My book gives the Poisson Formula for such a harmonic function as:
$$ u(x + iy) = \frac{1}{\pi} \int_{-\infty}^{\infty}{\frac{y \cdot u(t) dt}{(t – x)^2 + y^2}} $$
Here is what I have attempted. First, I assume $ f $ is an analytic function s.t. $ u(x, y) = \text{Re}(f(x, y)) $. Then, I used this contour to integrate over:
So given any z, these is a big enough R s.t. the following is true by the Cauchy Integral Formula:
$$ f(z) = \frac{1}{2 \pi i} \int_{C}{\frac{f(\zeta)}{\zeta – z}d\zeta} $$
Also, $ z \in \text{upper half-plane} \implies \bar{z} \in \text {lower half-plane} $, which tells us that:
$$ 0 = \frac{1}{2 \pi i} \int_{C}{\frac{f(\zeta)}{\zeta – \bar{z}}d\zeta} $$
Subtracting the second from the first yeilds:
$$ f(z) – 0 = f(z) = \frac{1}{2 \pi i} \int_{C}{\frac{f(\zeta)}{\zeta – z} – \frac{f(\zeta)}{\zeta – \bar{z}}d\zeta} = \frac{1}{2 \pi i} \int_{-R}^{R}{\frac{2iy \cdot f(\zeta)}{(\zeta – z)(\zeta – \bar{z})}d\zeta} + \int_{C_R}{\frac{2iy \cdot f(\zeta)}{(\zeta – z)(\zeta – \bar{z})}d\zeta} $$
This is where I am stuck.
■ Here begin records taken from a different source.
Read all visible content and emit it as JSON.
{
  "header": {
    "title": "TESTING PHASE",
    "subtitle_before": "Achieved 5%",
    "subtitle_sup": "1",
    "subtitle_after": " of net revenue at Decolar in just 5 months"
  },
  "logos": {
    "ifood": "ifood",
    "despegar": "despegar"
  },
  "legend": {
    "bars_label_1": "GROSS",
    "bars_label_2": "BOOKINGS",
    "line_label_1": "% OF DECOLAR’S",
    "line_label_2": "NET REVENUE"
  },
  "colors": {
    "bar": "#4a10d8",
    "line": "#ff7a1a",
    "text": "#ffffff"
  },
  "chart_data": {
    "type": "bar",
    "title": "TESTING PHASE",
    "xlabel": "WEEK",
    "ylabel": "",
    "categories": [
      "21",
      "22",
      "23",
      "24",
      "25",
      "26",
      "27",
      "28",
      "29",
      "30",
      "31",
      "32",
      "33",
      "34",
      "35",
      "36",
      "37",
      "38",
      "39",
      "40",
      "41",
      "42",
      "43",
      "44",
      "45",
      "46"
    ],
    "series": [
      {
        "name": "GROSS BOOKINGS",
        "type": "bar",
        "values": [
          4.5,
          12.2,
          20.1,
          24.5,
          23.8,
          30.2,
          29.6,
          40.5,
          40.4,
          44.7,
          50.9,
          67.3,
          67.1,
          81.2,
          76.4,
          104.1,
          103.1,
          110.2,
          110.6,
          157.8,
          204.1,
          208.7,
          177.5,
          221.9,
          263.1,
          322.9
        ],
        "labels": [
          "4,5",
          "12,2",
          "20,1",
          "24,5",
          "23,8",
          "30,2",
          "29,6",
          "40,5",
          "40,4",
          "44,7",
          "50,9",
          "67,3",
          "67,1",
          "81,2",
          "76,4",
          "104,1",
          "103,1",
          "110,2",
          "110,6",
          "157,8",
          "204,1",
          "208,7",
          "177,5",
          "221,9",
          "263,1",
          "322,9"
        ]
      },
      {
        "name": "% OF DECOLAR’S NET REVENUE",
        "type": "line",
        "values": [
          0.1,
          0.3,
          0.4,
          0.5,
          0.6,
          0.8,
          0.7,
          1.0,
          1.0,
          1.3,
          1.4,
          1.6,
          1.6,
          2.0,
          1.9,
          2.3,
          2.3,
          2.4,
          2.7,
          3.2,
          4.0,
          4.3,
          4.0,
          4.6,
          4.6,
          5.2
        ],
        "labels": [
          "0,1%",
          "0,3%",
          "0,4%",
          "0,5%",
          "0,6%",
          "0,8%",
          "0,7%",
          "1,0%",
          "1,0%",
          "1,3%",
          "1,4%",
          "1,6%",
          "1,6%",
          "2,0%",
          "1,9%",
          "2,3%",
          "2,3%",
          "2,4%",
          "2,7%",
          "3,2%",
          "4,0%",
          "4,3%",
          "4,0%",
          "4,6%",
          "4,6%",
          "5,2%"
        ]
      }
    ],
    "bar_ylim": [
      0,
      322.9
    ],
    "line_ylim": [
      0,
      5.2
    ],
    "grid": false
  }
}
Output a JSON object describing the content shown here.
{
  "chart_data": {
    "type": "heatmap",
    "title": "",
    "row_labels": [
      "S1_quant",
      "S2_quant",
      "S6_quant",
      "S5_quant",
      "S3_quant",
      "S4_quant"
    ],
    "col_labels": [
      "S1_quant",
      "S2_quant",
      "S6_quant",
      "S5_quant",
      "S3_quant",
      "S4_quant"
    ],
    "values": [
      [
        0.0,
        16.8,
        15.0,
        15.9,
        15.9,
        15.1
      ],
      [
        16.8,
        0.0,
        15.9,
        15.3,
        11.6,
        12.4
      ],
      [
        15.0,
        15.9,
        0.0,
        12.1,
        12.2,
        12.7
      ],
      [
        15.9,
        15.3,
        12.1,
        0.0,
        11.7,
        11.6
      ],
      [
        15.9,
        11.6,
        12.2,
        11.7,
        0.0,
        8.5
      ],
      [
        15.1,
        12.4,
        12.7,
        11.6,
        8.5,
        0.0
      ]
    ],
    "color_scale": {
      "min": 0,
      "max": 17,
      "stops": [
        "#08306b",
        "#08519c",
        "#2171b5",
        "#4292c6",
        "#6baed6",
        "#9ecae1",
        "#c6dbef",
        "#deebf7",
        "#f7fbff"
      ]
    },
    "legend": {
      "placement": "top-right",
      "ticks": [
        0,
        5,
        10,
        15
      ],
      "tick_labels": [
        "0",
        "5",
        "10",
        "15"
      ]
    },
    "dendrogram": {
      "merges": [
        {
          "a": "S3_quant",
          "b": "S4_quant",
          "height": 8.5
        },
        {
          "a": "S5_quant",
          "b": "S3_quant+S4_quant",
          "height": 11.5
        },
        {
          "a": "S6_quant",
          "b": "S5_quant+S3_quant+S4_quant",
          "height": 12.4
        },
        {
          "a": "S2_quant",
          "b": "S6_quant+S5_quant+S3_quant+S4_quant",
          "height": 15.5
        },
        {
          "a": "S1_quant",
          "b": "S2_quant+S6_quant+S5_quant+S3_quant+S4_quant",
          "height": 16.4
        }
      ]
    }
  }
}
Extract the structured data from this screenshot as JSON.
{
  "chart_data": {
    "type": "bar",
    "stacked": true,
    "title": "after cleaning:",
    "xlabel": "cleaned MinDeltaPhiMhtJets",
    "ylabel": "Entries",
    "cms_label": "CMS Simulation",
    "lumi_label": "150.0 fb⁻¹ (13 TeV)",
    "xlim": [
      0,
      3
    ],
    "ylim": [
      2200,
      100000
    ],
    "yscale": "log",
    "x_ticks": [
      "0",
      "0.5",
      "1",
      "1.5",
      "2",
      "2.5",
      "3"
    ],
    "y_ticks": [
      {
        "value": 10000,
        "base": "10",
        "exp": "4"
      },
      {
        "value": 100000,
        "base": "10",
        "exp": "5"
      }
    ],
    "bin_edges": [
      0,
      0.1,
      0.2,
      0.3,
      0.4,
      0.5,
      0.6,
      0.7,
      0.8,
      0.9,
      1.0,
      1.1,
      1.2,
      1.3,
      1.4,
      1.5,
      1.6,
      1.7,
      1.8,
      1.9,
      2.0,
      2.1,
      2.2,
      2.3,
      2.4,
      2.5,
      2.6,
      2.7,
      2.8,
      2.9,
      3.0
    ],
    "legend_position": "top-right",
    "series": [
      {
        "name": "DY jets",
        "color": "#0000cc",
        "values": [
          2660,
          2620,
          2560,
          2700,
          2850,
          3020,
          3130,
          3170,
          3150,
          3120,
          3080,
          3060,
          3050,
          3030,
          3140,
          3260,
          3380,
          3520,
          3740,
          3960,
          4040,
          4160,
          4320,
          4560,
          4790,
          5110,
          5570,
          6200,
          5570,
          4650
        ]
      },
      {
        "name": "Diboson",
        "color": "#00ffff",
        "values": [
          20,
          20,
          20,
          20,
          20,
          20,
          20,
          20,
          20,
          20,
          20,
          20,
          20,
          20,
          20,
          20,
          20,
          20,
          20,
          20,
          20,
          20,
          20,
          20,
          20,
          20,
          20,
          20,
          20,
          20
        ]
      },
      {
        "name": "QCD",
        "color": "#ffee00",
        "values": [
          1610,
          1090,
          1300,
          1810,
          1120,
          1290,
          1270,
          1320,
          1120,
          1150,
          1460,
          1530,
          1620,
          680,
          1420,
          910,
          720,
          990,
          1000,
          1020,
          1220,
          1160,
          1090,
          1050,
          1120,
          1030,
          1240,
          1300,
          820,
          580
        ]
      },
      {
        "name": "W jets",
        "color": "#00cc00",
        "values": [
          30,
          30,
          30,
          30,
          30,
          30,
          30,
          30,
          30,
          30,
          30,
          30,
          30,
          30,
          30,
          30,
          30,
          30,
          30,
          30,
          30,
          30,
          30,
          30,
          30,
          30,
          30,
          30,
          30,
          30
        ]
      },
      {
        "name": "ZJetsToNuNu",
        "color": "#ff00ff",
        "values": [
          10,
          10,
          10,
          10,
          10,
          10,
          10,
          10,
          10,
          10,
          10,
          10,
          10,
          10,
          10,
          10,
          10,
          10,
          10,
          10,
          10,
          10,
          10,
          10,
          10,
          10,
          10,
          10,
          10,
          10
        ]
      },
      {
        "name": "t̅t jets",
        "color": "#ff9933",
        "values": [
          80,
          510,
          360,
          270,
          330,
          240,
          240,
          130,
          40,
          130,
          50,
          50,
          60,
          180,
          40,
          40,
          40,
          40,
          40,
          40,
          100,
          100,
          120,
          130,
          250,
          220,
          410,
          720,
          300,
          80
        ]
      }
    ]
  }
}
I cannot figure out why:
$$ \int_{C_R}{\frac{2iy \cdot f(\zeta)}{(\zeta – z)(\zeta – \bar{z})}d\zeta} = 0 $$
Thanks for the help.
Best Answer
If you assume that $f = u+iv$ is bounded, say $|f| \le M$, you can argue like this: Since $|(\zeta - z)(\zeta-\bar z)| > \frac12R^2$ on $C_R$ for $R$ large, we get
$$ \left|\int_{C_R}{\frac{2iy \cdot f(\zeta)}{(\zeta - z)(\zeta - \bar{z})}d\zeta} \right| \le \frac{4yM}{R^2} \cdot \pi R \to 0 $$ as $R\to\infty$ by the "standard estimation lemma" for complex integrals.
It is possible to reduce the problem to this case by approximating $u$ with functions that are harmonic on a neighbourhood of the closed upper half-plane and then the corresponding $f$'s are automatically bounded on the upper half plane. You may find it easier to map the upper half-plane conformally to the unit disc and use that version of Poisson's integral formula and then map back.
I would be happier with assuming that $u$ extends continuously to the real axes. Otherwise you have to worry about what you actually mean by the integral.